Is the UiPath SDK supported anymore? I click the link on the homepage and it goes no where. I can’t find much information about it. Seems like there is an effort to hide it now. I think writing complex logic using UIPath Studio would result in a bloated mess. Writing even a simple loop with a few assign statements is comically bloated.
Appreciate your effort for making such useful blogs and helping the community.
Thank you,
Neha
Appreciate your effort for making such useful blogs and helping the community. It really had me stumped. Thanks for the explanation
Hi Andrei,
Thanks for this great post and nice to see that WF is not dead as stated in various places! We still use it actively and have achieved really cool things with it, not to mention that I truly enjoy its flexibility thought I wish MS would invest more in terms of improving it. It’s been a long time since something new has been added.
Anyway, I’m currently facing a problem (ScheduledAction not being triggered) and I’m not sure this is the place to post it and posting it on StackOverflow doesn’t seem to be very helpful these days when it comes down to WF.
May I post it here or do you have an email I can send you detail to? I’d love to get some feedback on whether or not this can be achieved. So far, everything I’ve read is not looking good but I’m hoping that you might have a work-around for it or maybe let me know that I’m going about it the wrong way.
Hi Andrei,
thanks for your summary about Workflow Foundation 4.x, I really enjoyed your experience reading throught the post and I am happy we’re not alone! 🙂 Please read my blog posts to see what we’ve done.
We’re still actively developing our BPM solution on top of it and we’re quite happy about advanced features such as peristence, compensation, versioning, tracking, extensibility and so on…
However we’re being asked many and many times to provide a web experience for the designer which seems to be a really big deal. I am not thinking about clik-onceing the application through.

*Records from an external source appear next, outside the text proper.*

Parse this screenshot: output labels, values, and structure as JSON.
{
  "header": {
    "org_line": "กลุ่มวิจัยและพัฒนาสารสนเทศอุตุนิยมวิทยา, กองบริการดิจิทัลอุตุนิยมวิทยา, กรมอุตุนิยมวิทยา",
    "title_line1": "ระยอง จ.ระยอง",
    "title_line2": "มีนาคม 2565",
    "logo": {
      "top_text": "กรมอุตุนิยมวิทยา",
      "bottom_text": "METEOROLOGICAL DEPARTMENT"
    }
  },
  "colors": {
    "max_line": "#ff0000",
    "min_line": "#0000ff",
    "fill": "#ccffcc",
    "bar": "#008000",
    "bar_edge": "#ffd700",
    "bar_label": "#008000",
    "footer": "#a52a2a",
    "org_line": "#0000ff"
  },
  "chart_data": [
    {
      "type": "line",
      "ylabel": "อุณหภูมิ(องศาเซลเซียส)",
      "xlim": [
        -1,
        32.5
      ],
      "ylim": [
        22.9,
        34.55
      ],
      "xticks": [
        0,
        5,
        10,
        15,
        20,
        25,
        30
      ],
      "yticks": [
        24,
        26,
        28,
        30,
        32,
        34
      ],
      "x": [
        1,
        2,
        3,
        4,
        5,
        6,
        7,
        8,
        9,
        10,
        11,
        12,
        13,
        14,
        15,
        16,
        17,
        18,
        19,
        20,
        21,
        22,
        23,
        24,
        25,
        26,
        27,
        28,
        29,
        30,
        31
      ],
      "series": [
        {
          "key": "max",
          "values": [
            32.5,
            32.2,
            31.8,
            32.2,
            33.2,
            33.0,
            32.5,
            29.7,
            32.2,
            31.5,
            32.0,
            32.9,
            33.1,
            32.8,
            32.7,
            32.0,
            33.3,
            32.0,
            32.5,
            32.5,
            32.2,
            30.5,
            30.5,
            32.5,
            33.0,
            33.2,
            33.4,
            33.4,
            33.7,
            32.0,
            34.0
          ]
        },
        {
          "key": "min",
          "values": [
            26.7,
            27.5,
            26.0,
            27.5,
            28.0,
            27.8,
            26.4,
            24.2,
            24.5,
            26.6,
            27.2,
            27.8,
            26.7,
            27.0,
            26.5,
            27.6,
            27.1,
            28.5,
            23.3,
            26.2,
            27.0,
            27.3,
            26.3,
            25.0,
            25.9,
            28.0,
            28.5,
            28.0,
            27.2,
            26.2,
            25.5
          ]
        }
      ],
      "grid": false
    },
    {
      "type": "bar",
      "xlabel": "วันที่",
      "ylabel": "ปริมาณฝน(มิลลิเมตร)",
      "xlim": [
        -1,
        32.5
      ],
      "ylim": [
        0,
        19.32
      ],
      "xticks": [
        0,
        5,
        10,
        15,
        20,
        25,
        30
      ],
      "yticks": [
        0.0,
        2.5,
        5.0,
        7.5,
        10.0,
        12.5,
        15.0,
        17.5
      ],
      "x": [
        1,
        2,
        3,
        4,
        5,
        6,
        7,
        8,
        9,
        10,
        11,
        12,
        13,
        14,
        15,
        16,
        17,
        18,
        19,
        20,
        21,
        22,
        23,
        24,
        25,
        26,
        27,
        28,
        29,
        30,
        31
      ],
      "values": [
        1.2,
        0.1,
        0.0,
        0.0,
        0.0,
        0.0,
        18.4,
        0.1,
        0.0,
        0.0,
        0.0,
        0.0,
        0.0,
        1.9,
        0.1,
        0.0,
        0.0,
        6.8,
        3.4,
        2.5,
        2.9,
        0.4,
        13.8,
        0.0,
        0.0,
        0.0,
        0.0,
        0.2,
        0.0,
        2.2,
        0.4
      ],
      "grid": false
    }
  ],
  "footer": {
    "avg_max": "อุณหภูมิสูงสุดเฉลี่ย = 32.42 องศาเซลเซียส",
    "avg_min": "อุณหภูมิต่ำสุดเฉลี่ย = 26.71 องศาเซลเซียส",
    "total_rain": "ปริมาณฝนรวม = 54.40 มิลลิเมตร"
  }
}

I am thinking about a full-fledged HTML5 state-of-the-art designer.
I am unsure about what MS wants to do about that but maybe they will be providing on something on the .NET Core platform about that in the future extending the great project UIPath’s folks started to work on.
Considering that designing a complex process is not an everyday task for anyone, this is not a major showstopper for now, … but since WPF sounds to be “deprecated” in the next years I am trying to find the best way to resolve this issue.

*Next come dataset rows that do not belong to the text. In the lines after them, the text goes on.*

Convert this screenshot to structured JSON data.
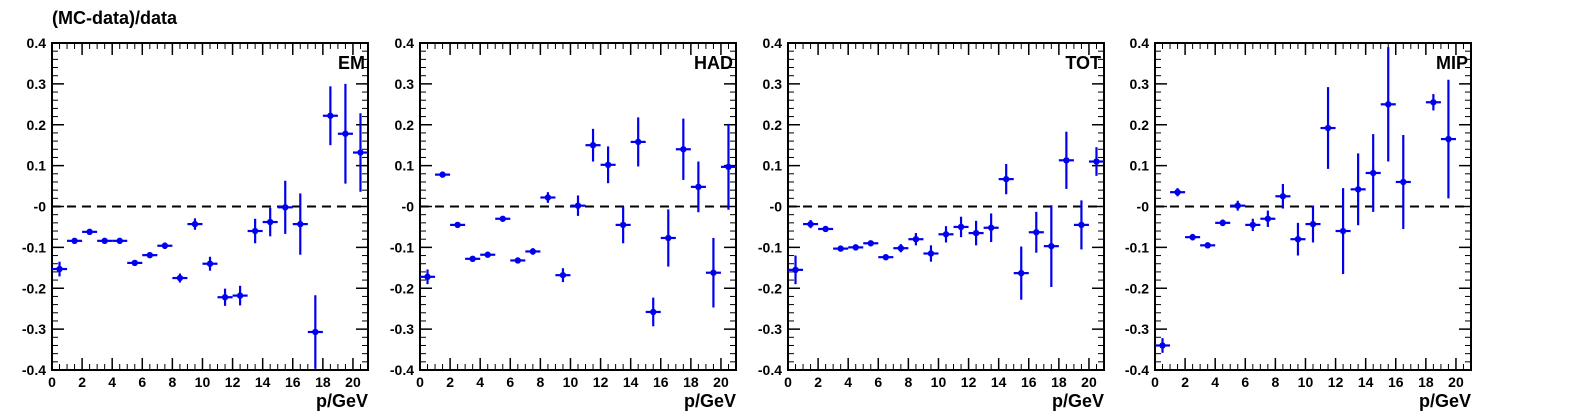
{
  "figure": {
    "ylabel": "(MC-data)/data"
  },
  "colors": {
    "marker": "#0000ee",
    "axis": "#000000",
    "reference": "#000000"
  },
  "chart_data": [
    {
      "type": "scatter",
      "panel_label": "EM",
      "xlabel": "p/GeV",
      "ylabel": "(MC-data)/data",
      "xlim": [
        0,
        21
      ],
      "ylim": [
        -0.4,
        0.4
      ],
      "reference_line": 0,
      "xticks": [
        "0",
        "2",
        "4",
        "6",
        "8",
        "10",
        "12",
        "14",
        "16",
        "18",
        "20"
      ],
      "yticks": [
        "-0.4",
        "-0.3",
        "-0.2",
        "-0.1",
        "-0",
        "0.1",
        "0.2",
        "0.3",
        "0.4"
      ],
      "series": [
        {
          "points": [
            {
              "x": 0.5,
              "y": -0.153,
              "yerr": 0.018
            },
            {
              "x": 1.5,
              "y": -0.084,
              "yerr": 0.006
            },
            {
              "x": 2.5,
              "y": -0.062,
              "yerr": 0.006
            },
            {
              "x": 3.5,
              "y": -0.084,
              "yerr": 0.005
            },
            {
              "x": 4.5,
              "y": -0.084,
              "yerr": 0.005
            },
            {
              "x": 5.5,
              "y": -0.138,
              "yerr": 0.006
            },
            {
              "x": 6.5,
              "y": -0.119,
              "yerr": 0.007
            },
            {
              "x": 7.5,
              "y": -0.096,
              "yerr": 0.008
            },
            {
              "x": 8.5,
              "y": -0.175,
              "yerr": 0.011
            },
            {
              "x": 9.5,
              "y": -0.043,
              "yerr": 0.014
            },
            {
              "x": 10.5,
              "y": -0.14,
              "yerr": 0.017
            },
            {
              "x": 11.5,
              "y": -0.222,
              "yerr": 0.021
            },
            {
              "x": 12.5,
              "y": -0.218,
              "yerr": 0.024
            },
            {
              "x": 13.5,
              "y": -0.06,
              "yerr": 0.03
            },
            {
              "x": 14.5,
              "y": -0.038,
              "yerr": 0.035
            },
            {
              "x": 15.5,
              "y": -0.002,
              "yerr": 0.065
            },
            {
              "x": 16.5,
              "y": -0.043,
              "yerr": 0.075
            },
            {
              "x": 17.5,
              "y": -0.307,
              "yerr": 0.09
            },
            {
              "x": 18.5,
              "y": 0.222,
              "yerr": 0.072
            },
            {
              "x": 19.5,
              "y": 0.178,
              "yerr": 0.122
            },
            {
              "x": 20.5,
              "y": 0.132,
              "yerr": 0.096
            }
          ]
        }
      ]
    },
    {
      "type": "scatter",
      "panel_label": "HAD",
      "xlabel": "p/GeV",
      "ylabel": "(MC-data)/data",
      "xlim": [
        0,
        21
      ],
      "ylim": [
        -0.4,
        0.4
      ],
      "reference_line": 0,
      "xticks": [
        "0",
        "2",
        "4",
        "6",
        "8",
        "10",
        "12",
        "14",
        "16",
        "18",
        "20"
      ],
      "yticks": [
        "-0.4",
        "-0.3",
        "-0.2",
        "-0.1",
        "-0",
        "0.1",
        "0.2",
        "0.3",
        "0.4"
      ],
      "series": [
        {
          "points": [
            {
              "x": 0.5,
              "y": -0.172,
              "yerr": 0.018
            },
            {
              "x": 1.5,
              "y": 0.078,
              "yerr": 0.006
            },
            {
              "x": 2.5,
              "y": -0.045,
              "yerr": 0.004
            },
            {
              "x": 3.5,
              "y": -0.128,
              "yerr": 0.004
            },
            {
              "x": 4.5,
              "y": -0.118,
              "yerr": 0.004
            },
            {
              "x": 5.5,
              "y": -0.03,
              "yerr": 0.004
            },
            {
              "x": 6.5,
              "y": -0.132,
              "yerr": 0.005
            },
            {
              "x": 7.5,
              "y": -0.11,
              "yerr": 0.008
            },
            {
              "x": 8.5,
              "y": 0.022,
              "yerr": 0.013
            },
            {
              "x": 9.5,
              "y": -0.168,
              "yerr": 0.017
            },
            {
              "x": 10.5,
              "y": 0.002,
              "yerr": 0.025
            },
            {
              "x": 11.5,
              "y": 0.15,
              "yerr": 0.04
            },
            {
              "x": 12.5,
              "y": 0.102,
              "yerr": 0.045
            },
            {
              "x": 13.5,
              "y": -0.045,
              "yerr": 0.045
            },
            {
              "x": 14.5,
              "y": 0.158,
              "yerr": 0.06
            },
            {
              "x": 15.5,
              "y": -0.258,
              "yerr": 0.035
            },
            {
              "x": 16.5,
              "y": -0.077,
              "yerr": 0.07
            },
            {
              "x": 17.5,
              "y": 0.14,
              "yerr": 0.075
            },
            {
              "x": 18.5,
              "y": 0.048,
              "yerr": 0.062
            },
            {
              "x": 19.5,
              "y": -0.162,
              "yerr": 0.085
            },
            {
              "x": 20.5,
              "y": 0.097,
              "yerr": 0.105
            }
          ]
        }
      ]
    },
    {
      "type": "scatter",
      "panel_label": "TOT",
      "xlabel": "p/GeV",
      "ylabel": "(MC-data)/data",
      "xlim": [
        0,
        21
      ],
      "ylim": [
        -0.4,
        0.4
      ],
      "reference_line": 0,
      "xticks": [
        "0",
        "2",
        "4",
        "6",
        "8",
        "10",
        "12",
        "14",
        "16",
        "18",
        "20"
      ],
      "yticks": [
        "-0.4",
        "-0.3",
        "-0.2",
        "-0.1",
        "-0",
        "0.1",
        "0.2",
        "0.3",
        "0.4"
      ],
      "series": [
        {
          "points": [
            {
              "x": 0.5,
              "y": -0.155,
              "yerr": 0.035
            },
            {
              "x": 1.5,
              "y": -0.043,
              "yerr": 0.01
            },
            {
              "x": 2.5,
              "y": -0.055,
              "yerr": 0.005
            },
            {
              "x": 3.5,
              "y": -0.103,
              "yerr": 0.004
            },
            {
              "x": 4.5,
              "y": -0.1,
              "yerr": 0.004
            },
            {
              "x": 5.5,
              "y": -0.09,
              "yerr": 0.004
            },
            {
              "x": 6.5,
              "y": -0.124,
              "yerr": 0.006
            },
            {
              "x": 7.5,
              "y": -0.102,
              "yerr": 0.01
            },
            {
              "x": 8.5,
              "y": -0.08,
              "yerr": 0.015
            },
            {
              "x": 9.5,
              "y": -0.115,
              "yerr": 0.02
            },
            {
              "x": 10.5,
              "y": -0.068,
              "yerr": 0.02
            },
            {
              "x": 11.5,
              "y": -0.05,
              "yerr": 0.025
            },
            {
              "x": 12.5,
              "y": -0.065,
              "yerr": 0.03
            },
            {
              "x": 13.5,
              "y": -0.052,
              "yerr": 0.035
            },
            {
              "x": 14.5,
              "y": 0.067,
              "yerr": 0.037
            },
            {
              "x": 15.5,
              "y": -0.163,
              "yerr": 0.065
            },
            {
              "x": 16.5,
              "y": -0.063,
              "yerr": 0.05
            },
            {
              "x": 17.5,
              "y": -0.097,
              "yerr": 0.1
            },
            {
              "x": 18.5,
              "y": 0.113,
              "yerr": 0.07
            },
            {
              "x": 19.5,
              "y": -0.045,
              "yerr": 0.06
            },
            {
              "x": 20.5,
              "y": 0.11,
              "yerr": 0.035
            }
          ]
        }
      ]
    },
    {
      "type": "scatter",
      "panel_label": "MIP",
      "xlabel": "p/GeV",
      "ylabel": "(MC-data)/data",
      "xlim": [
        0,
        21
      ],
      "ylim": [
        -0.4,
        0.4
      ],
      "reference_line": 0,
      "xticks": [
        "0",
        "2",
        "4",
        "6",
        "8",
        "10",
        "12",
        "14",
        "16",
        "18",
        "20"
      ],
      "yticks": [
        "-0.4",
        "-0.3",
        "-0.2",
        "-0.1",
        "-0",
        "0.1",
        "0.2",
        "0.3",
        "0.4"
      ],
      "series": [
        {
          "points": [
            {
              "x": 0.5,
              "y": -0.34,
              "yerr": 0.018
            },
            {
              "x": 1.5,
              "y": 0.035,
              "yerr": 0.01
            },
            {
              "x": 2.5,
              "y": -0.075,
              "yerr": 0.008
            },
            {
              "x": 3.5,
              "y": -0.095,
              "yerr": 0.006
            },
            {
              "x": 4.5,
              "y": -0.04,
              "yerr": 0.008
            },
            {
              "x": 5.5,
              "y": 0.002,
              "yerr": 0.012
            },
            {
              "x": 6.5,
              "y": -0.045,
              "yerr": 0.015
            },
            {
              "x": 7.5,
              "y": -0.03,
              "yerr": 0.02
            },
            {
              "x": 8.5,
              "y": 0.025,
              "yerr": 0.03
            },
            {
              "x": 9.5,
              "y": -0.08,
              "yerr": 0.04
            },
            {
              "x": 10.5,
              "y": -0.043,
              "yerr": 0.045
            },
            {
              "x": 11.5,
              "y": 0.192,
              "yerr": 0.1
            },
            {
              "x": 12.5,
              "y": -0.06,
              "yerr": 0.105
            },
            {
              "x": 13.5,
              "y": 0.042,
              "yerr": 0.088
            },
            {
              "x": 14.5,
              "y": 0.082,
              "yerr": 0.095
            },
            {
              "x": 15.5,
              "y": 0.25,
              "yerr": 0.14
            },
            {
              "x": 16.5,
              "y": 0.06,
              "yerr": 0.115
            },
            {
              "x": 18.5,
              "y": 0.255,
              "yerr": 0.02
            },
            {
              "x": 19.5,
              "y": 0.165,
              "yerr": 0.145
            }
          ]
        }
      ]
    }
  ]
}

What’s your opinion about that?
Thank you
Hi Adriano,
I am glad that you found the article useful – I’ve seen on your blog that you did quite a lot of WF work yourself. I have added a few ideas regarding Workflow Foundation and .Net Core in a new article at https://andreioros.com/blog/windows-workflow-foundation-net-core/
For your particular business case:
– I would gradually migrate the runtime to CoreWF – for BPM you probably don’t have very complex activities tightly coupled with Windows dependencies
– the current rehosted designer is unlikely to resurface in .net core any time soon (at least not with .net core 3x)

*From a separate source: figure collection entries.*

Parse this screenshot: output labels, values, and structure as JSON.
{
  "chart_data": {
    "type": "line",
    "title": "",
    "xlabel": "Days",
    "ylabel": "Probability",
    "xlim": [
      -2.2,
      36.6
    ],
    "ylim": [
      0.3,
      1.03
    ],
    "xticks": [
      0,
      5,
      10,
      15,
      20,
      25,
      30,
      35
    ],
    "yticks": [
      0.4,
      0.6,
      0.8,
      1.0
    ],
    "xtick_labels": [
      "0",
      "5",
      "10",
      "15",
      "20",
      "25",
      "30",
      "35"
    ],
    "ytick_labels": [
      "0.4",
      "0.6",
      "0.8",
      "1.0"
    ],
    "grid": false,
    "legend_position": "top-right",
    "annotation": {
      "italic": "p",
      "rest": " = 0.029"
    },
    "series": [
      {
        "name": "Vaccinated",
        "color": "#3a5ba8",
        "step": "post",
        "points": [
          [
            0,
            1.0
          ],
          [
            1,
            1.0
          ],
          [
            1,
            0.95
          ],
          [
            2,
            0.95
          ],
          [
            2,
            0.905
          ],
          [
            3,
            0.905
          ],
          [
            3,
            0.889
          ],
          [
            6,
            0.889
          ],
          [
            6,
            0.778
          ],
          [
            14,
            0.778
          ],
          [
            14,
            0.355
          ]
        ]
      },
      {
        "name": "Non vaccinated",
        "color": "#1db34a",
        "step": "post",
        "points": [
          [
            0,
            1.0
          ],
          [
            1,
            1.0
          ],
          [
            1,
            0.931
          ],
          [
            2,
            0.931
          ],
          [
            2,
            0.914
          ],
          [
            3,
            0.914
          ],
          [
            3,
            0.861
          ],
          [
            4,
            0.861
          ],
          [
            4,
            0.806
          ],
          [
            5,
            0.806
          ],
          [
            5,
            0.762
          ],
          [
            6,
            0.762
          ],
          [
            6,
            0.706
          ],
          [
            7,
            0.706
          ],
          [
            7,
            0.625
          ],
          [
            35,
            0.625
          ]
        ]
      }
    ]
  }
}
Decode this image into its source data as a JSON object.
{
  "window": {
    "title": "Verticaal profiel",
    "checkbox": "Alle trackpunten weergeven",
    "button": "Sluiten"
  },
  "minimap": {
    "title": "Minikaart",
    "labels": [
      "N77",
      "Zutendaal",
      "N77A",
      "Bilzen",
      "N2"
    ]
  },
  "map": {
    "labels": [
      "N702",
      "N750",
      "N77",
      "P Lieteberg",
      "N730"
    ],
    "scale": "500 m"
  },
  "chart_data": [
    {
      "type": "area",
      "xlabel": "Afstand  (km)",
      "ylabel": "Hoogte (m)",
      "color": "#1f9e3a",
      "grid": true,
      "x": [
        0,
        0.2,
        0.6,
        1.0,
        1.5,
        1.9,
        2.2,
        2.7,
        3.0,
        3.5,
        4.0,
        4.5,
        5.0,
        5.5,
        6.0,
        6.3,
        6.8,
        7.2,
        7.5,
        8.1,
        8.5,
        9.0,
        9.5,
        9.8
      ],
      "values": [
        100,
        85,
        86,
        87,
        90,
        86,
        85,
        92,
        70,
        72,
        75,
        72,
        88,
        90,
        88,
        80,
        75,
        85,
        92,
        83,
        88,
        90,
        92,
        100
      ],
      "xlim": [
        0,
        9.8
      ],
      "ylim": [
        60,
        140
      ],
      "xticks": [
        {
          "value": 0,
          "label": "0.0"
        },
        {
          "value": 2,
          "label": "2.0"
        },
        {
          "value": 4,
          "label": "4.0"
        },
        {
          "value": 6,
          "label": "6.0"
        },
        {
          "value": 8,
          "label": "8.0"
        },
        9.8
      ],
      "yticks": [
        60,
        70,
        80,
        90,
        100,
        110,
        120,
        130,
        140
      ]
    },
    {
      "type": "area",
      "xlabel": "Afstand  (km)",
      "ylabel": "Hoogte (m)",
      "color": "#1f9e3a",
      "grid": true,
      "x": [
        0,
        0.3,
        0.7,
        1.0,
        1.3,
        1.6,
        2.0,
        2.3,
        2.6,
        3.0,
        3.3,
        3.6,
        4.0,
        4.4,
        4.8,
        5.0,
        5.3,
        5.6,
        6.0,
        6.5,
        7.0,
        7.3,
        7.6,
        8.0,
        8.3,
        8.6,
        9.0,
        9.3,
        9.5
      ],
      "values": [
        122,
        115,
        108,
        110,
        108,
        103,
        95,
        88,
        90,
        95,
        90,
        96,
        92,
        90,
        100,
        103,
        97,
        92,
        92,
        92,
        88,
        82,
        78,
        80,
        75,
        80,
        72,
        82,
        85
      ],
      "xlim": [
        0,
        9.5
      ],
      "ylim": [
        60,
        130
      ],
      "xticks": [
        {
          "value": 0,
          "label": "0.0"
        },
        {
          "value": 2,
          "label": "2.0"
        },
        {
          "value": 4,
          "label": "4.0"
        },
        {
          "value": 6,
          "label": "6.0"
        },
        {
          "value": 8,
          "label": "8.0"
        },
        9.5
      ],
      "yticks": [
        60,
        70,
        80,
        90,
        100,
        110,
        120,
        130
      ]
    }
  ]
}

– at the moment, the focus of the UiPath sponsored open-source CoreWF project is on the runtime / WF engine, but in the future the scope could be extended to also include a WF web designer – see https://github.com/UiPath/corewf/issues/58#issuecomment-516088754
Hello Andrei,
We have a very big WWF implementation and till date it was hosted on AppFabric Server 1.1 in Windows Server 2008 R2. As we know that both AppFabric 1.1 and Windows Server 2008 R2 has reached it’s life term and we are looking to migrate to Windows Server 2019. What could be our best bet for hosting WF services?
Please advise.
AppFabric Server 1.1 extended support ends on 4/12/2022.. meanwhile you could look into Redis on Windows for an on-premises deployment, or at Azure Cache for Redis for a cloud one. Also, ScaleOut StateServer looks very interesting.